Usage

Madflow automatic script

With the installation of madflow, a script is provided to automatically generate and integrate leading order cross sections. After installation you can launch the script with the madflow command.

Leading Order integration

The madflow script can integrate any leading order process using the same syntax as MG5_aMC@NLO:

madflow --madgraph_process "p p > t t~ g" --pt_cut 60 --pdf NNPDF31_nnlo_as_0118 -m 2

The script will use MG5_aMC@NLO and the madflow-provided plugin to generate the relevant matrix element and a vectorized form of RAMBO to integrate it.

Technical limitations

While, bugs permitting, madflow should be completely functional, its development is still ongoing. We tried to use conservative results for the default values to manage the memory of hardware accelerators, however our own testing devices are limited.

The madflow script exposes the --events_limit flag which limits the maximum amount of events that can be sent to the accelerator Increasing the number of events run in the accelerator at once will decrease the latency and accordingly will increase the performance of the calculation. On the flip side, increasing the number of events will increase the amount of on-device memory required to perform the calculation (which the host computer should also have to prepare said calculation) and unpleasant situations where the calculation goes Out of Memory (OOM) can occur. If that’s the case, please decrease the --events_limit flag.

Leading Order template

The goal of the madflow script is not to be completely general but to serve as a quick way of getting results and debugging. Fore more complex and customized cross section calculations is recommended to build your own integration script.

In order to simplify the process, a leading order template is provided by the madflow script. To generate the relevant matrix element files and leading order script without performing the integration you can use the --dry_run option.

madflow --madgraph_process "p p > Z" --output pp2z --dry_run -m 1

The previous command will output to the pp2z all the necessary files to perform the integration alongside a template for cross section calculations: leading_order.py.

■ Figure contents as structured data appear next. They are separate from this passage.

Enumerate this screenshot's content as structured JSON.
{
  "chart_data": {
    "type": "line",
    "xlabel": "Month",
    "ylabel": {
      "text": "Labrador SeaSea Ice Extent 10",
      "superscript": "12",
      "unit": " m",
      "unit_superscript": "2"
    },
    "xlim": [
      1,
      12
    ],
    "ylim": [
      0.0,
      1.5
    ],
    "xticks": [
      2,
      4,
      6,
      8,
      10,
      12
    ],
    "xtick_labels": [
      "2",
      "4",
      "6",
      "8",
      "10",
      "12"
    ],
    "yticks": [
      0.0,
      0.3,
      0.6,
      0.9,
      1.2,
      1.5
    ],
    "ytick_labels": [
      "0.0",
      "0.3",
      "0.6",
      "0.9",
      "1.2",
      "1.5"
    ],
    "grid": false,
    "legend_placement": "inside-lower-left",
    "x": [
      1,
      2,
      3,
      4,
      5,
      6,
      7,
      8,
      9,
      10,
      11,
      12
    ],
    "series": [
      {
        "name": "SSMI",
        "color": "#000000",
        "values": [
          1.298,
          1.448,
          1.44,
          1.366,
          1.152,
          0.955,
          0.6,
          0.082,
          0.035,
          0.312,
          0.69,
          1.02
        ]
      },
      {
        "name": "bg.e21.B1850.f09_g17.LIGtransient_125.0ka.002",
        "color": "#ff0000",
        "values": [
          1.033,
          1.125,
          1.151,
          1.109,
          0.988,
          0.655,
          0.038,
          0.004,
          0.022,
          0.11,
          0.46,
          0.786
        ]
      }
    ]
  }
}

This template serves as a guide to start building your own fixed order calculation.

Scope

With the leading order template we aim to kick-start more complex fixed order calculations. The template is commented in a pedagogical step-by-step way and should suffice to run the simpler calculations while making clear where changes are needed for more complex situations.

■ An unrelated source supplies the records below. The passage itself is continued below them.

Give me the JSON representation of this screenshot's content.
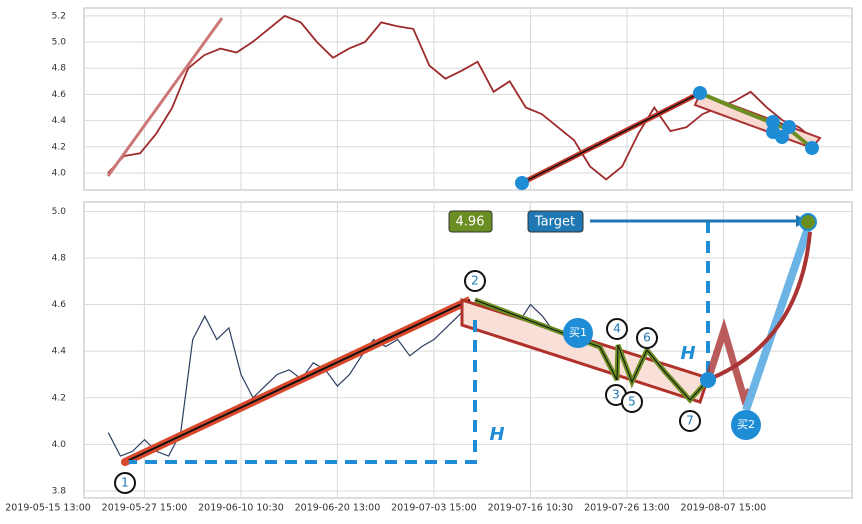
{
  "chart_data": [
    {
      "type": "line",
      "color": "#9e2a2b",
      "grid": true,
      "values": [
        4.0,
        4.13,
        4.15,
        4.3,
        4.5,
        4.8,
        4.9,
        4.95,
        4.92,
        5.0,
        5.1,
        5.2,
        5.15,
        5.0,
        4.88,
        4.95,
        5.0,
        5.15,
        5.12,
        5.1,
        4.82,
        4.72,
        4.78,
        4.85,
        4.62,
        4.7,
        4.5,
        4.45,
        4.35,
        4.25,
        4.05,
        3.95,
        4.05,
        4.3,
        4.5,
        4.32,
        4.35,
        4.45,
        4.5,
        4.55,
        4.62,
        4.5,
        4.4,
        4.35,
        4.25
      ],
      "ylim": [
        3.87,
        5.26
      ],
      "yticks": [
        {
          "value": 4.0,
          "label": "4.0"
        },
        4.2,
        4.4,
        4.6,
        4.8,
        {
          "value": 5.0,
          "label": "5.0"
        },
        5.2
      ]
    },
    {
      "type": "line",
      "color": "#2c3e60",
      "grid": true,
      "categories": [
        "2019-05-15 13:00",
        null,
        null,
        null,
        null,
        null,
        null,
        null,
        "2019-05-27 15:00",
        null,
        null,
        null,
        null,
        null,
        null,
        null,
        "2019-06-10 10:30",
        null,
        null,
        null,
        null,
        null,
        null,
        null,
        "2019-06-20 13:00",
        null,
        null,
        null,
        null,
        null,
        null,
        null,
        "2019-07-03 15:00",
        null,
        null,
        null,
        null,
        null,
        null,
        null,
        "2019-07-16 10:30",
        null,
        null,
        null,
        null,
        null,
        null,
        null,
        "2019-07-26 13:00",
        null,
        null,
        null,
        null,
        null,
        null,
        null,
        "2019-08-07 15:00"
      ],
      "values": [
        null,
        null,
        null,
        null,
        null,
        4.05,
        3.95,
        3.97,
        4.02,
        3.97,
        3.95,
        4.05,
        4.45,
        4.55,
        4.45,
        4.5,
        4.3,
        4.2,
        4.25,
        4.3,
        4.32,
        4.28,
        4.35,
        4.32,
        4.25,
        4.3,
        4.38,
        4.45,
        4.42,
        4.45,
        4.38,
        4.42,
        4.45,
        4.5,
        4.55,
        4.6,
        4.55,
        4.52,
        4.5,
        4.52,
        4.6,
        4.55,
        4.48,
        4.45,
        4.47,
        4.42,
        4.4,
        4.32,
        4.35,
        4.3,
        4.33,
        4.3,
        4.27,
        4.22,
        4.25,
        null,
        null
      ],
      "ylim": [
        3.77,
        5.04
      ],
      "yticks": [
        3.8,
        {
          "value": 4.0,
          "label": "4.0"
        },
        4.2,
        4.4,
        4.6,
        4.8,
        {
          "value": 5.0,
          "label": "5.0"
        }
      ]
    }
  ],
  "annotations": {
    "points": [
      "1",
      "2",
      "3",
      "4",
      "5",
      "6",
      "7"
    ],
    "h": "H",
    "price_label": "4.96",
    "target": "Target",
    "buy1": "买1",
    "buy2": "买2"
  }
}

The main areas to address are:

Phase-space and cuts:

In the template the phase space is a vectorized form of rambo which we have dubbed ramboflow. As the seasoned phenomenologist knows, the right choice of phase-space generator can mean the difference between a convergent integration and crazy and unreasonable results. Unfortunately building a fully general phase-space sampling algorithm is (as the very same seasoned phenomenologist surely knows) a very much non-trivial subject. For the time being ramboflow is the only phase-space generator provider by madflow and thus more complicated calculations will need to build their own.

The cuts on the phase-space, while trivial on their own, must be applied carefully when building software targeting hardware accelerators. The number-1 enemy of GPUs is branching, and cuts to the phase-space will mean exactly that. Therefore cuts (and equivalently any kind of multi-channeling algorithm) should be applied in such a way that the number of events that are computed at each single go is maximized.

Matrix element evaluation:

While one of the advantages of madflow is to use the capabilities of MG5_aMC in order to automatically generate matrix elements which can be evaluated in hardware accelerators no hardware-specific optimization has been applied to the evaluation strategy which remain that of ALOHA, which is based in a raw evaluation of Feynman diagrams.

While this approach ensures universality, it also means the number of diagrams can grow in a factorial manner, soon becoming intractable. Processes with many particles in the final state will surely benefit of other strategies. In the future we aim to provide interfaces to other Matrix-elements provided (also vectorized when possible) in order to address these short-comings.